Specifically, make sure to completely remove:
- person's right hand gripping the camcorder
- person's left arm and sleeve near the camcorder
- beige/olive jacket fabric surrounding the hands
- stone pavement ground visible below
- faint shadow on the ground
4. CRITICAL: Every pixel not part of the target
must be exactly #FFFFFF pure white.
5. Ensure clean, sharp edges.
Target Object to Extract:
The handheld camcorder held in the person's hand.
Notice how the prompt specifies both "what to remove" and "what to extract". The negative captioning results are inserted directly into the "Specifically, make sure to completely remove" section.
Let's Look at the Results Again:


6. Simplified Object Extraction with NBskills
Performing the above process manually requires significant development work — bbox detection, image masking, model API calls, result validation, and more. NBskills automates the entire pipeline.
Automatic Bbox Detection + Optimal Masking
Specify an image and extraction target, and the VLM automatically detects the bbox and performs 1.5x expanded masking.
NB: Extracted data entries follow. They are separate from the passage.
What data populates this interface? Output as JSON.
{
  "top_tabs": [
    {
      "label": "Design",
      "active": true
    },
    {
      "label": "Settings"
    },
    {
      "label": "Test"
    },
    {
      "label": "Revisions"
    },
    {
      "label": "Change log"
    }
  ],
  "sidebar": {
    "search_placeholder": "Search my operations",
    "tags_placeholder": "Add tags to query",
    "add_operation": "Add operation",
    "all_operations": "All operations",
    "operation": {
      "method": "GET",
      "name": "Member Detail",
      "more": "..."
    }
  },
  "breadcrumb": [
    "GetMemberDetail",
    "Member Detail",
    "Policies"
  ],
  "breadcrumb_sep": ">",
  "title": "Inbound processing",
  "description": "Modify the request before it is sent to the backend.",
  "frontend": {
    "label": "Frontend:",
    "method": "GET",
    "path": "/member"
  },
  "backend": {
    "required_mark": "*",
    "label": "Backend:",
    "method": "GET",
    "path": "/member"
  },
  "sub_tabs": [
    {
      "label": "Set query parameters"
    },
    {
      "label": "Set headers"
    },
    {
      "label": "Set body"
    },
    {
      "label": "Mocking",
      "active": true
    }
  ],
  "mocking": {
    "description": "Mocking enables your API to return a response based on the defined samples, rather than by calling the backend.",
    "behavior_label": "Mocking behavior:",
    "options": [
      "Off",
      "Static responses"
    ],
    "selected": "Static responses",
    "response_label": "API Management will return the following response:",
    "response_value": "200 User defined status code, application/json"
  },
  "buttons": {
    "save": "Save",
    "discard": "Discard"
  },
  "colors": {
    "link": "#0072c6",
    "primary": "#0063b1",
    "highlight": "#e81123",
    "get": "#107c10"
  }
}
No need to manually specify coordinates or write image preprocessing code.
Battle-Tested Extraction Prompts
Not just a simple "extract this" — optimized prompt strategies validated through extensive experimentation are built in. Structured prompts combined with negative captioning are automatically applied, boosting background removal accuracy.
Handles Diverse Image Types
Object extraction works across diverse image types — interior photos, posters, infographics, character illustrations, and more. Bbox masking automatically removes complex backgrounds, making the effect more dramatic as image complexity increases.
Auto-Routing to the Latest AI Models
NBskills automatically selects the optimal AI model based on the task type. Object extraction, text rendering, image generation — each task gets the most suitable model applied automatically.
7. Conclusion
Extracting objects from AI images is not just simple "cropping." Background removal, shape preservation, clean edges — each is an independent challenge.
The key takeaway from the strategy presented in this article:
Removing unnecessary information from the input image is more effective than adding information to the prompt.
Reducing visual information through bbox masking and explicitly listing residual elements through negative captioning — this combination dramatically improved object extraction success rates. This principle applies not only to object extraction but to AI prompting in general.
NBskills automates all of this expertise, so anyone can achieve optimal object extraction results.